The shortest definition of p-values and type I error probabilities I can come up with are as follows. The p-value is the probability that someone else's data will be more impressive than yours if their data were generated with the null hypothesis in force. If you set a rejection levels of $\alpha=0.05$ then type I error is the probability that the p-value will be less than 0.05. This is by definition 0.05 if the p-value is computed exactly correctly, there was only one look at the data, and the sample size is a constant. When multiplicities exist as when doing sequential testing, and if each test is done at a nominal $\alpha$ level, the type I error will be $> \alpha$.
If you use a hard-and-fast rule that you'll make an assertion of an effect if p < 0.05 (which is seen as quite silly nowadays) then type I error probability is the probability of making an assertion of an effect when there is no effect. With the single test fixed sample size situation, this is 0.05 by definition, independent of data. As Jeffrey Blume has pointed out, this results in all kinds of craziness, because most type I errors occur when the observed effects are small. Not to condition on the observed data when computing probabilities really misses this point, and fixing type I error at, say, 0.05 no matter how large the sample size becomes will insure that your type I error never vanishes no matter what is going on.

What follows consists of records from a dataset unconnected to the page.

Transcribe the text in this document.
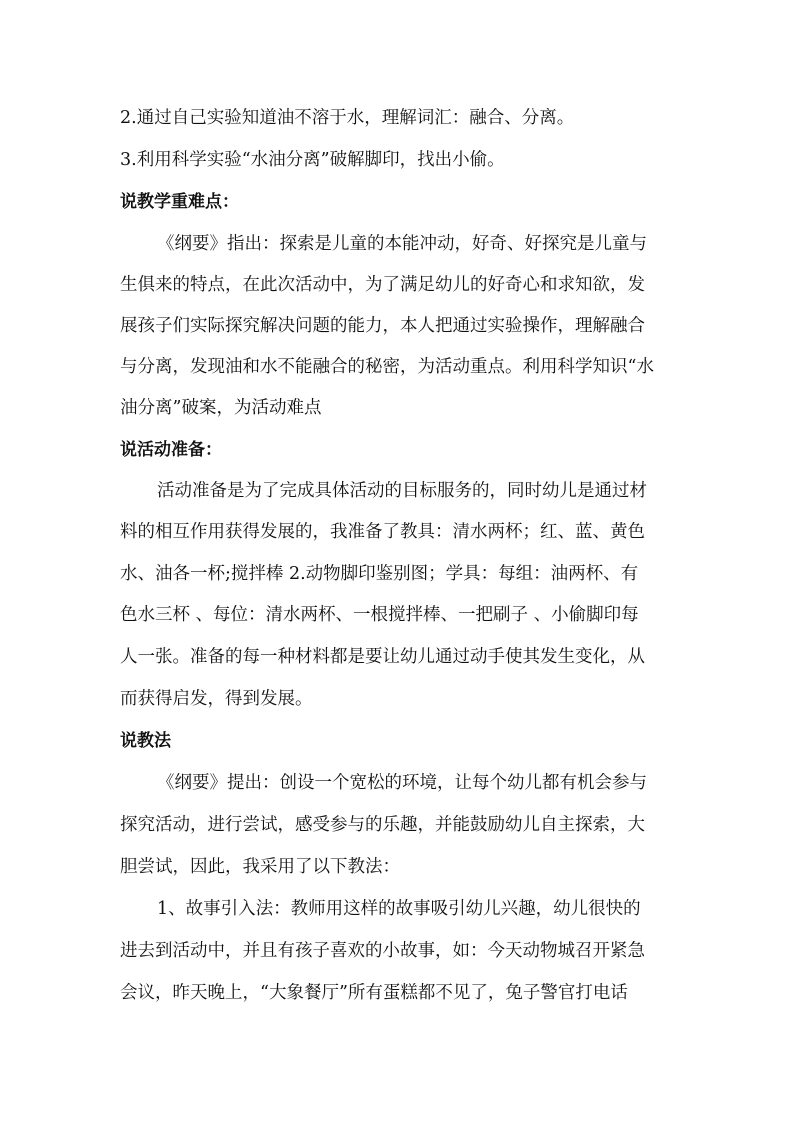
2.通过自己实验知道油不溶于水，理解词汇：融合、分离。
3.利用科学实验“水油分离”破解脚印，找出小偷。
说教学重难点：
《纲要》指出：探索是儿童的本能冲动，好奇、好探究是儿童与
生俱来的特点，在此次活动中，为了满足幼儿的好奇心和求知欲，发
展孩子们实际探究解决问题的能力，本人把通过实验操作，理解融合
与分离，发现油和水不能融合的秘密，为活动重点。利用科学知识“水
油分离”破案，为活动难点
说活动准备：
活动准备是为了完成具体活动的目标服务的，同时幼儿是通过材
料的相互作用获得发展的，我准备了教具：清水两杯；红、蓝、黄色
水、油各一杯;搅拌棒 2.动物脚印鉴别图；学具：每组：油两杯、有
色水三杯 、每位：清水两杯、一根搅拌棒、一把刷子 、小偷脚印每
人一张。准备的每一种材料都是要让幼儿通过动手使其发生变化，从
而获得启发，得到发展。
说教法
《纲要》提出：创设一个宽松的环境，让每个幼儿都有机会参与
探究活动，进行尝试，感受参与的乐趣，并能鼓励幼儿自主探索，大
胆尝试，因此，我采用了以下教法：
1、故事引入法：教师用这样的故事吸引幼儿兴趣，幼儿很快的
进去到活动中，并且有孩子喜欢的小故事，如：今天动物城召开紧急
会议，昨天晚上，“大象餐厅”所有蛋糕都不见了，兔子警官打电话
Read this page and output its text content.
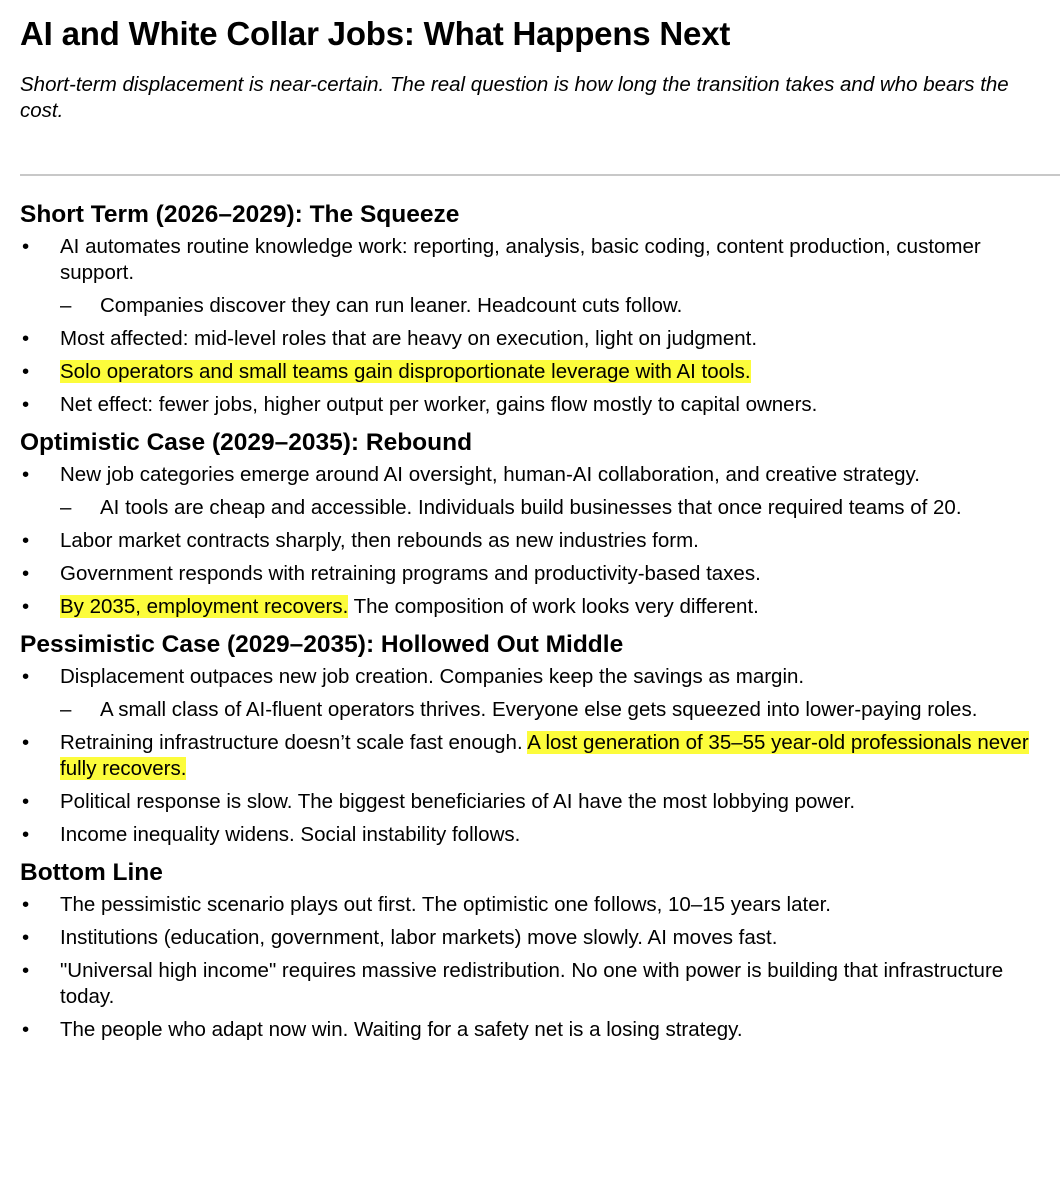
AI and White Collar Jobs: What Happens Next
Short-term displacement is near-certain. The real question is how long the transition takes and who bears the cost.
Short Term (2026–2029): The Squeeze
• AI automates routine knowledge work: reporting, analysis, basic coding, content production, customer support.
– Companies discover they can run leaner. Headcount cuts follow.
• Most affected: mid-level roles that are heavy on execution, light on judgment.
• Solo operators and small teams gain disproportionate leverage with AI tools.
• Net effect: fewer jobs, higher output per worker, gains flow mostly to capital owners.
Optimistic Case (2029–2035): Rebound
• New job categories emerge around AI oversight, human-AI collaboration, and creative strategy.
– AI tools are cheap and accessible. Individuals build businesses that once required teams of 20.
• Labor market contracts sharply, then rebounds as new industries form.
• Government responds with retraining programs and productivity-based taxes.
• By 2035, employment recovers. The composition of work looks very different.
Pessimistic Case (2029–2035): Hollowed Out Middle
• Displacement outpaces new job creation. Companies keep the savings as margin.
– A small class of AI-fluent operators thrives. Everyone else gets squeezed into lower-paying roles.
• Retraining infrastructure doesn’t scale fast enough. A lost generation of 35–55 year-old professionals never fully recovers.
• Political response is slow. The biggest beneficiaries of AI have the most lobbying power.
• Income inequality widens. Social instability follows.
Bottom Line
• The pessimistic scenario plays out first. The optimistic one follows, 10–15 years later.
• Institutions (education, government, labor markets) move slowly. AI moves fast.
• "Universal high income" requires massive redistribution. No one with power is building that infrastructure today.
• The people who adapt now win. Waiting for a safety net is a losing strategy.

Pure subjective Bayesian statistics could be said to not require complex notions of inference and counterfactuals and use only observed quantities in calculations. Bayesian posterior probabilities allow you to carry along probabilities that assertions hold, to make optimum decisions. Once you think probabilistically, notions of assertions, conclusions, inductive vs. deductive reasoning, etc. can be somewhat ignored. Posterior probabilities are fully conditional on the data observed so far, and quantities such as P(unknown effect > 0 | data) will be low when the data are tilted away from a positive effect. One minus this probability is the probability that the effect is zero or is in the wrong direction. So Bayesian posterior probabilities have a dual purpose - providing both evidence for and evidence against unknown effects. With NHST you can only amass evidence against H0, never evidence in favor of H0.